Historic church in Missouri, United States

St. John Nepomuk Parish Historic District is centered on the Catholic parish of St. John Nepomuk in the Soulard neighborhood of St. Louis, Missouri, United States. The historic district is listed on the National Register of Historic Places.

==History==
St. John Nepomuk was established as a national Bohemian parish in 1854. It was the first such parish founded in the United States. At one time a Czech language newspaper was published in one of the parish buildings. As the parish grew new church buildings were built in 1873 and 1887. The present church, however, is largely an 1897 reconstruction. The building had been largely damaged in a tornado the previous year.
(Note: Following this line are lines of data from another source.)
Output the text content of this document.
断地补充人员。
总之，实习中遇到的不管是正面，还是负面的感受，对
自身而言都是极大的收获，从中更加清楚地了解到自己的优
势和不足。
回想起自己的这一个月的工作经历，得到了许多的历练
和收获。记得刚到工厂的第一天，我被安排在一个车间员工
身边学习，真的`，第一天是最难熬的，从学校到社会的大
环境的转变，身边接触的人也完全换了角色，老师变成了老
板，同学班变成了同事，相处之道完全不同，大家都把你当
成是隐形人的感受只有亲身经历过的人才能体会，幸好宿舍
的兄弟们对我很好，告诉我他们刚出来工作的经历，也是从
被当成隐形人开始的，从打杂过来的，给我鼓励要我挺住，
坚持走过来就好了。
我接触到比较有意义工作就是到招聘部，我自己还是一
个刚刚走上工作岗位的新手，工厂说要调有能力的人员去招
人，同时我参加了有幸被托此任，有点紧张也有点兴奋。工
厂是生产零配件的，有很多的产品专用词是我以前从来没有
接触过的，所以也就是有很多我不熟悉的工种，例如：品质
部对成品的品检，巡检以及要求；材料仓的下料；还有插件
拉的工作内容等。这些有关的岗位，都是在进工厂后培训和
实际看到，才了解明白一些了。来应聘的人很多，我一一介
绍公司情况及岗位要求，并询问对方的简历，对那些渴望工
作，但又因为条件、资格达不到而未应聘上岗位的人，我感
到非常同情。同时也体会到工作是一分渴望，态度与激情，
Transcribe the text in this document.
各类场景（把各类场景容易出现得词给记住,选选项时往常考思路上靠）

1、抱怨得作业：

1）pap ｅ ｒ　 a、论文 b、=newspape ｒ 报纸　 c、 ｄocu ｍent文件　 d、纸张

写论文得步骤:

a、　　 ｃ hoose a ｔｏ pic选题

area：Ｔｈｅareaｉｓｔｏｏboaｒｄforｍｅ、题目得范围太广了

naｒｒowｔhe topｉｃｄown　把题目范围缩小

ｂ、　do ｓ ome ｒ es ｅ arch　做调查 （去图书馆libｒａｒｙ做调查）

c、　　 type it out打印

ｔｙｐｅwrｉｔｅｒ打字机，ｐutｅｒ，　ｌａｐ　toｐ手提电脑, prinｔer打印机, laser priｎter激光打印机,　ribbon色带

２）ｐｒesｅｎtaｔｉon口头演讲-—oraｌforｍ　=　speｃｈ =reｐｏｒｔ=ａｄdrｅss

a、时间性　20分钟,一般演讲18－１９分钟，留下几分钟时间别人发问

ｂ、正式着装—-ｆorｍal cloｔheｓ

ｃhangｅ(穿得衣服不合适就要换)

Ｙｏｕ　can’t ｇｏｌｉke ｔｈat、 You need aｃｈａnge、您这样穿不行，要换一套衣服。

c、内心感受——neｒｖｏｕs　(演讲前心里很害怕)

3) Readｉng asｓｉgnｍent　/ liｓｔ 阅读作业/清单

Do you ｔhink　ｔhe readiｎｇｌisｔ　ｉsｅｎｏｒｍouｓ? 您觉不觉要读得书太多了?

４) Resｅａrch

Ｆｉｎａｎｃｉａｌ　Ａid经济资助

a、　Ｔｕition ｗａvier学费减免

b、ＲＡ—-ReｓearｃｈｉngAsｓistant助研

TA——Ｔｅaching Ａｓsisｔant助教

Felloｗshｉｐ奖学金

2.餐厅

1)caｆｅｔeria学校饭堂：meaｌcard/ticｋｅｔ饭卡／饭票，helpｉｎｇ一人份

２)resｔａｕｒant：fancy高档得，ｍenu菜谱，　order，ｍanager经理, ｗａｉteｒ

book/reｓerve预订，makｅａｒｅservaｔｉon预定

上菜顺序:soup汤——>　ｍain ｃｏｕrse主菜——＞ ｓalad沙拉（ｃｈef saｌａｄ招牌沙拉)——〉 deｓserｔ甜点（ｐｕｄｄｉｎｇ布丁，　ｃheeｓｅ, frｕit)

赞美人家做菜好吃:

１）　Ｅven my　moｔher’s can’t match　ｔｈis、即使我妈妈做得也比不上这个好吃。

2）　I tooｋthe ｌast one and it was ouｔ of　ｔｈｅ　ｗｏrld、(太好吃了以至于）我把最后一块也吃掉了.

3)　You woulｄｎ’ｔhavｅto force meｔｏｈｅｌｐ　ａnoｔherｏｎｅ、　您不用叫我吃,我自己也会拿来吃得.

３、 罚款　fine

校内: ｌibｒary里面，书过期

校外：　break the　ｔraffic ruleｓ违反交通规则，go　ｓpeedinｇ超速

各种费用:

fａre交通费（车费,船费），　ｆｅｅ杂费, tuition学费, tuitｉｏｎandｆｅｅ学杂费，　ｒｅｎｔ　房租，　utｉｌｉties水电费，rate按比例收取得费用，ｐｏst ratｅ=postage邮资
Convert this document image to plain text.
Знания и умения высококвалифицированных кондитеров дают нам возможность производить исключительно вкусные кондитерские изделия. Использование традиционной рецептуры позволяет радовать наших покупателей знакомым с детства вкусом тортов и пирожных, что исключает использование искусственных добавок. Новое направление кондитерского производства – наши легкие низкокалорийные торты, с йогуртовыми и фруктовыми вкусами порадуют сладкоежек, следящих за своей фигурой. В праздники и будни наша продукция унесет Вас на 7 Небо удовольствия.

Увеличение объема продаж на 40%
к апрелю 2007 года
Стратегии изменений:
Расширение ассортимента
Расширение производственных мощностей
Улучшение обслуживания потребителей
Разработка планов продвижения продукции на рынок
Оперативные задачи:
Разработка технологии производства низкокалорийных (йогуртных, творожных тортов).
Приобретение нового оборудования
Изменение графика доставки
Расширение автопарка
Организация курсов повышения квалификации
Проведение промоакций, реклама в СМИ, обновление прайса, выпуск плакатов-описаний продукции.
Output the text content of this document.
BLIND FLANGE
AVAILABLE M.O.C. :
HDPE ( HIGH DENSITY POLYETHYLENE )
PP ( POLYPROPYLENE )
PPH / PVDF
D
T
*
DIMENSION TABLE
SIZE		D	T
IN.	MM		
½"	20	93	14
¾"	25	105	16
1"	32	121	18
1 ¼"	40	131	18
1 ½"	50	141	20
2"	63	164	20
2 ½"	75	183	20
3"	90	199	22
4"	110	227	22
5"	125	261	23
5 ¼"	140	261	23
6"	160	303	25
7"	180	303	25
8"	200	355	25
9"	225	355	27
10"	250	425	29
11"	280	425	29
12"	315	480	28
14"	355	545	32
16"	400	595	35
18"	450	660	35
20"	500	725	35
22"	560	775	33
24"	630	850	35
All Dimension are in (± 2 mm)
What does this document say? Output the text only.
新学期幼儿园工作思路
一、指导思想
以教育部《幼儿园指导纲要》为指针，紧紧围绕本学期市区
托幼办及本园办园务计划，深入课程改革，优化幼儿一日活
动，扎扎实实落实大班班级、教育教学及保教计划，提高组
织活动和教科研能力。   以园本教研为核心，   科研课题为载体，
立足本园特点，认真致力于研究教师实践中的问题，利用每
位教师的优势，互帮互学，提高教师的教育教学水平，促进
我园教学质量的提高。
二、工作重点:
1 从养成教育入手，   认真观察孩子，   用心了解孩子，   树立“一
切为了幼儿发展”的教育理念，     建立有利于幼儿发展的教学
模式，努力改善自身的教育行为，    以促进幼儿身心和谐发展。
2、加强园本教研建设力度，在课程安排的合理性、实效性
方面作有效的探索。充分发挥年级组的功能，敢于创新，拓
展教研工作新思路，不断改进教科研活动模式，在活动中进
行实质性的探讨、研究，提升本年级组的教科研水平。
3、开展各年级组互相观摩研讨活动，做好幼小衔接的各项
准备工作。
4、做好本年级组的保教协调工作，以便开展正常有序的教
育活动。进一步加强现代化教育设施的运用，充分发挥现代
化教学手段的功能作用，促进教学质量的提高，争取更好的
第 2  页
The parish school, which sits across Eleventh Street from the church, was begun in 1869. It was staffed by the School Sisters of Notre Dame. In 1971 the church building and six ancillary buildings were designated a City Landmark in St. Louis and they were listed as an historic district on the National Register of Historic Places in 1972. The parish was closed in 2005, but the church building has remained active as a chapel.

==Architecture==
Chicago architect Adolphus Druiding designed the Gothic Revival-style church. He is known for the many Catholic churches, schools, rectories and convents that he designed, especially in the Midwestern United States. The exterior of the church is composed of brick, which blends in with the other buildings on Soulard.